Hoenselaar argued that “Effects found were largely driven by results from 2 cohorts: the Nurses’ Health Study (NHS) and the Health Professional Follow-Up Study (HPFS).” To address this issue, in sensitivity analysis, we tested the influence of an individual study on the results. By systematically removing one study at a time, the summary relative risks (RRs) for CHD events for highest versus lowest categories of linoleic acid (LA) intake did not change materially. The summary RR was 0.89 (95% confidence interval (95% CI) = 0.81–0.98) after excluding data from NHS and 0.85 (95% CI = 0.77–0.93) after excluding data from HPFS. We found stronger association after excluding Malmo Diet and Cancer Cohort Study (MDC) (RRs=0.81, 95% CI = 0.75–0.88). Similar results were observed for LA and CHD deaths (after excluding NHS: RR = 0.83, 95% CI= 0.73–0.94; after excluding HPFS: RR=0.80, 95% CI = 0.70–0.92; and after excluding MDC: RR = 0.77, 95% CI = 0.67–0.87) (All data included in this meta-analysis were presented in supplemental tables S1–4 of our paper). Similar results were found for an increment of 5% energy from LA and risk of either CHD events or CHD deaths after removing one study at a time. Updated dietary data during follow-up and large number of individuals followed for a long time and high rates of follow-up distinguished NHS and HPFS from other cohorts.²

Stronger associations for LA and either CHD events or CHD deaths were observed in categorical analyses (i.e., highest versus lowest categories) than continuous analyses. We used the median intake of LA in each tertile or quintile to calculate the RRs for each 5% energy from LA. Because the cutpoints for the categories of LA differed somewhat across different studies, the estimates from the categorical analyses were more approximate, while the estimates from continuous analyses were more comparable across studies and hence, more accurate.

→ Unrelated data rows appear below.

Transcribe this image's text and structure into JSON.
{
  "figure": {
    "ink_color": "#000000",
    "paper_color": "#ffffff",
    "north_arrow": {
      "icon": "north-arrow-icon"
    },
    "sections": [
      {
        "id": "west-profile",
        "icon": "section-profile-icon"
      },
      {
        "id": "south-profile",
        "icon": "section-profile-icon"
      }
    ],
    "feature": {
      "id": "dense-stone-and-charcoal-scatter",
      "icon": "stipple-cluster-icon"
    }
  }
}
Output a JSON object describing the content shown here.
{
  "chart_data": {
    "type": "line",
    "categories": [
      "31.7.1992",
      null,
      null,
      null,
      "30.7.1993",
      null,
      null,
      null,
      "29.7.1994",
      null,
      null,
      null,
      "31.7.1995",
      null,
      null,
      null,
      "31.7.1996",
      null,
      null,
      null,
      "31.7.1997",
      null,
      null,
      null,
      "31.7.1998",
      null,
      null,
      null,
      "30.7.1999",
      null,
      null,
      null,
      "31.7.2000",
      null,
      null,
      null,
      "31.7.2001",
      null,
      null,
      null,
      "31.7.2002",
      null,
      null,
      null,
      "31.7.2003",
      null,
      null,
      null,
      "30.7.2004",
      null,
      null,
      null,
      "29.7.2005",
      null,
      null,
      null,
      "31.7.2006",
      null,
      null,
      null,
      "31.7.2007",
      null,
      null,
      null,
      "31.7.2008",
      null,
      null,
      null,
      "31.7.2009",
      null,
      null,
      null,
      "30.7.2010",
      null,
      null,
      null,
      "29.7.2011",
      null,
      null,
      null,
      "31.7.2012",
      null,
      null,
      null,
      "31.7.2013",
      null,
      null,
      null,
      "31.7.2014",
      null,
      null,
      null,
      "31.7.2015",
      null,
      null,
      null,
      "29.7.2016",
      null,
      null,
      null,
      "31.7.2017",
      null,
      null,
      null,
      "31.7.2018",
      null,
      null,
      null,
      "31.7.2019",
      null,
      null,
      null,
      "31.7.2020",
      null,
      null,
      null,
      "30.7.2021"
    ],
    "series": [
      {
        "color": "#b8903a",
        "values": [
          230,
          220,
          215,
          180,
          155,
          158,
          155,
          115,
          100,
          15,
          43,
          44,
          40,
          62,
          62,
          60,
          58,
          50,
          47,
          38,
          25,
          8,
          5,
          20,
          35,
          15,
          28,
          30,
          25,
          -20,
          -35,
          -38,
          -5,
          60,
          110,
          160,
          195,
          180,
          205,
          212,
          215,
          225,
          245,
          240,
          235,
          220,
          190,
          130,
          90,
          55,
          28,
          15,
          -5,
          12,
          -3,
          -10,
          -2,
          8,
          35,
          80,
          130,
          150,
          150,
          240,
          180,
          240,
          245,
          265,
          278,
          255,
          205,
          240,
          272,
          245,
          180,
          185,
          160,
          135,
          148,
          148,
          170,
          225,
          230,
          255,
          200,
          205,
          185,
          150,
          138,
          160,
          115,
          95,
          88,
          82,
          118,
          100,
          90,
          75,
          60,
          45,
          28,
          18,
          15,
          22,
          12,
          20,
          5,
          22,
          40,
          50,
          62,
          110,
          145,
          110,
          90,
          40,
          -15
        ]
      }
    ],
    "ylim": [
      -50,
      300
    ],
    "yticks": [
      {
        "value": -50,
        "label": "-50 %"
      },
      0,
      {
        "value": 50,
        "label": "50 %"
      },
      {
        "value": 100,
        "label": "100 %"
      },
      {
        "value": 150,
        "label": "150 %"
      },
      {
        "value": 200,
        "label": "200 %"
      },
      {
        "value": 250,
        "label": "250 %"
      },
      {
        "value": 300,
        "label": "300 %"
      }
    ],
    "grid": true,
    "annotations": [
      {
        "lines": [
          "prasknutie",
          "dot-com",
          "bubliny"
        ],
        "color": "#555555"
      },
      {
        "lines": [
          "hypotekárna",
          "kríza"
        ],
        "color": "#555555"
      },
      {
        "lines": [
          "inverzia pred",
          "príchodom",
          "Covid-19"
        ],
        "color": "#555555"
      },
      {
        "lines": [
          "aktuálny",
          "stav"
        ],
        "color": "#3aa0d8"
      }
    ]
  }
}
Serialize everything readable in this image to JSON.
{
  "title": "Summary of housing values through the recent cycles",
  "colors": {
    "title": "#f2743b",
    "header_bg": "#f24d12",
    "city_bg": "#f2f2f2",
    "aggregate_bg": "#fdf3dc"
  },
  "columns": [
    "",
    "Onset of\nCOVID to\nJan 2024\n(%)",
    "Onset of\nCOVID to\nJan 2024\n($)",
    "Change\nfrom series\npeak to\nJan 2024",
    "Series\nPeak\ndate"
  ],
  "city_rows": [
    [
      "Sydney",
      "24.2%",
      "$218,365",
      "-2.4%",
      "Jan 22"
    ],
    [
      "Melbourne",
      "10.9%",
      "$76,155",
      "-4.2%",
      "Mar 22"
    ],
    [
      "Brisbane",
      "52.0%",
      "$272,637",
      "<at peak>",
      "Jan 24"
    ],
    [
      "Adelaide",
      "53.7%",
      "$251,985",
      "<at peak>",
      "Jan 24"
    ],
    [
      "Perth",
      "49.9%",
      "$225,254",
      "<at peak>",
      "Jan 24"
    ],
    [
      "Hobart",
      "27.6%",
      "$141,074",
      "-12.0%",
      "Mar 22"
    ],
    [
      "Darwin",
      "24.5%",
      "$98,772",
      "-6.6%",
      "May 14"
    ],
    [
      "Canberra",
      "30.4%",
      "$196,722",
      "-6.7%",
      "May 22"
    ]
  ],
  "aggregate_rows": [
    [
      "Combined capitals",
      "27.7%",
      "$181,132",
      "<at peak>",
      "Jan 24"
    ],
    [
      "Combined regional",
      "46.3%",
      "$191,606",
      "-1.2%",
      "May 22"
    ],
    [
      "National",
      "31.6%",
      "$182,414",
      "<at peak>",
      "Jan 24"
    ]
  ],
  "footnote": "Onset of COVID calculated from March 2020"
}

Via direct investigator communication, we had a unique opportunity to evaluate the association between LA intake and CHD morbidity and mortality in the largest and most complete systematic review and meta-analysis to date. Based on a funnel plot and Begg’s test, no significant publication bias was noted. Also, these robust inverse associations were not dependent on an individual study. Overall, our results are consistent with an earlier pooled analysis of the primary individual data from 11 cohort studies on LA and CHD risk³ as well as a meta-analysis of randomized clinical trials, which showed a 10% lower CHD risk (RR = 0.90, 95% CI = 0.83–0.97) for each 5% energy increment in PUFA intake.⁴ Although different dietary sources of LA might affect the relation between LA and CHD events, the cardioprotective effects of specific foods high in LA was not the subject of this meta-analysis and should be addressed in future work.